I think films are interesting because you go, you spend six weeks or three months on something and you put it out. If it works, it works. If it doesn’t, it doesn’t. It’s a kind of democracy or meritocracy story.

I suppose it’s more rewarding to do well if you’ve done something less predictable, or by the book.

Yeah, I think so. I’m always trying to chuck ideas in, and I suppose the longer I’ve been in the business, I’ve earned more trust with, with directors or producers or actors, to be able to throw ideas in and be part of the creative discussion more broadly. I think when I started doing the writing, I realised how much as an actor, sometimes you have to just understand what your function is within a project. You can’t always come in and be like: “Hey, I’ve got these amazing ideas. I was thinking I’d come in on horseback and then I’d kick that guy and then we kick off the scene.”

In terms of experiences on set, I’ve been really lucky. Just the last few years, some work with some great directors, Otto Bathurst and my buddy, Aniel Karia on The Gold, really creative people working in TV.

I suppose the role that was closest to me being able to do whatever I wanted was Lovesick, really. We got to the point where I could see that they were writing stuff for us that they knew we would enjoy doing and knew we would enjoy delivering.

Is there anyone you look at and you think, I wouldn’t mind if the arc of my career was that person’s?

For me, it’s the character actors, I think. The names that sort of spring to mind are your kind of Bill Nighy and Toby Joneses. Those guys have such a breadth of what they can do. I’m sure Bill Nighy’s been on stage in the last 10 years at some point, and I’m sure Toby Jones has as well. But they can dip into big movie roles; I don’t feel like they’re confined by heading up a huge franchise, which comes with lots of benefits, but obviously then you’re a sort of ambassador for those projects and even those companies.

I think the, the freedom of being able to do huge films, tiny films, huge, huge roles, tiny roles – Bill Nighy, I feel like if you racked up the last 10 roles that he’s done, you might see crossover, but it’s not like he’s doing a thing. Those kinds of actors, I think, are probably the ones that I look up to.

You mentioned the stage – would you want to go back and do more stage stuff? You used to do quite a bit, didn’t you?

I did when I first started. I feel like stage is kind of what I do, like that’s the thing that I do best. I came right out of drama school, I did a few huge plays with huge directors and I was a small part of it. It was quite a weird experience in that way. I never quite had that foundation of doing, you know, plays above a pub or in a black box theater. I think that’s much more where I imagined I would start out and earn my stripes.

I would love to, but there’s such like craft to it. It’s probably 10 years now since I’ve done a play – I would love to do it, but I wouldn’t want to be so bold as to say I’d be able to just stride in after 10 years, and wouldn’t be rusty.

I would like to find out. A sort of knotty, two or three hander would be fun, I think.

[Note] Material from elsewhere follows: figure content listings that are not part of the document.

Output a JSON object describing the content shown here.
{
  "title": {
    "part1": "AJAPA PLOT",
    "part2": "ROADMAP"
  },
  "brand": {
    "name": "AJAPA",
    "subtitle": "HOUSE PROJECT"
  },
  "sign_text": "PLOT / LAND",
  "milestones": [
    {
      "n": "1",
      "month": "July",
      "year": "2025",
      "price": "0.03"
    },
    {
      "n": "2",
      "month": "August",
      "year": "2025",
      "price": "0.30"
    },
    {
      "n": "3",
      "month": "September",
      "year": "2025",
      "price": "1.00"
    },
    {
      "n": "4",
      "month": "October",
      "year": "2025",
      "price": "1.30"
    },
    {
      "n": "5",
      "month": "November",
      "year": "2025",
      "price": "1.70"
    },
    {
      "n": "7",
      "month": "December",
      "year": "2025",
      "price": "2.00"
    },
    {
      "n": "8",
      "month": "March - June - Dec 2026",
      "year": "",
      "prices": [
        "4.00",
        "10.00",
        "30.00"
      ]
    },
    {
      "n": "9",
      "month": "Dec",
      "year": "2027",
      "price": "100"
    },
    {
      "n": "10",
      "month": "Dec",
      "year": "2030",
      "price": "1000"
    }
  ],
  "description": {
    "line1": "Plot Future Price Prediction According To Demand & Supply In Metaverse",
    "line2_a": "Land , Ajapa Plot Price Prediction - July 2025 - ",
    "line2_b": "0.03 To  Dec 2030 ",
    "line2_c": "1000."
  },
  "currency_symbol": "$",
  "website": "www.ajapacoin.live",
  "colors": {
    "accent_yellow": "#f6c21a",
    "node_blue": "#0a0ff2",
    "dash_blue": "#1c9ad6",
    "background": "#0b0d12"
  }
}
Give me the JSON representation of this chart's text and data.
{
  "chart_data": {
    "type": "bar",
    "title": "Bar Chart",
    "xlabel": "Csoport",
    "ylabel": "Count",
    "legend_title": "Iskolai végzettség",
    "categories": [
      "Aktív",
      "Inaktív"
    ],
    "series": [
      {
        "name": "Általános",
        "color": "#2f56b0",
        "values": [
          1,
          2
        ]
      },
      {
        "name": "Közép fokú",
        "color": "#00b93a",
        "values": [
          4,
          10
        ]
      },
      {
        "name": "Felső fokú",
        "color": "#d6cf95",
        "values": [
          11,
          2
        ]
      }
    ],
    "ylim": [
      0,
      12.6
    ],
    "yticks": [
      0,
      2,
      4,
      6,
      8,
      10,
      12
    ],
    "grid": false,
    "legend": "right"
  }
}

I guess I’m just enjoying where I’m at at this point in my career, that feels like I’ve built some confidence with discipline, of working on a set, and the long days and the multiple takes, and figuring out camera technique and all of that stuff where you can kind of be hamstrung early doors, particularly if you’re like me, I only knew how to do stage acting.

I’m enjoying being at a point where I do find it fun. Trying not to overthink things too much and just follow the characters and the stories that I feel like I can bring something to. Again, that thing of trying to become an amateur writer, sometimes I’ll get sent a script and think if I was making this, I wouldn’t cast me in it. I’m enjoying casting myself in roles and thinking they should hire me for this, and then looking at others and going they should get a much better actor for this.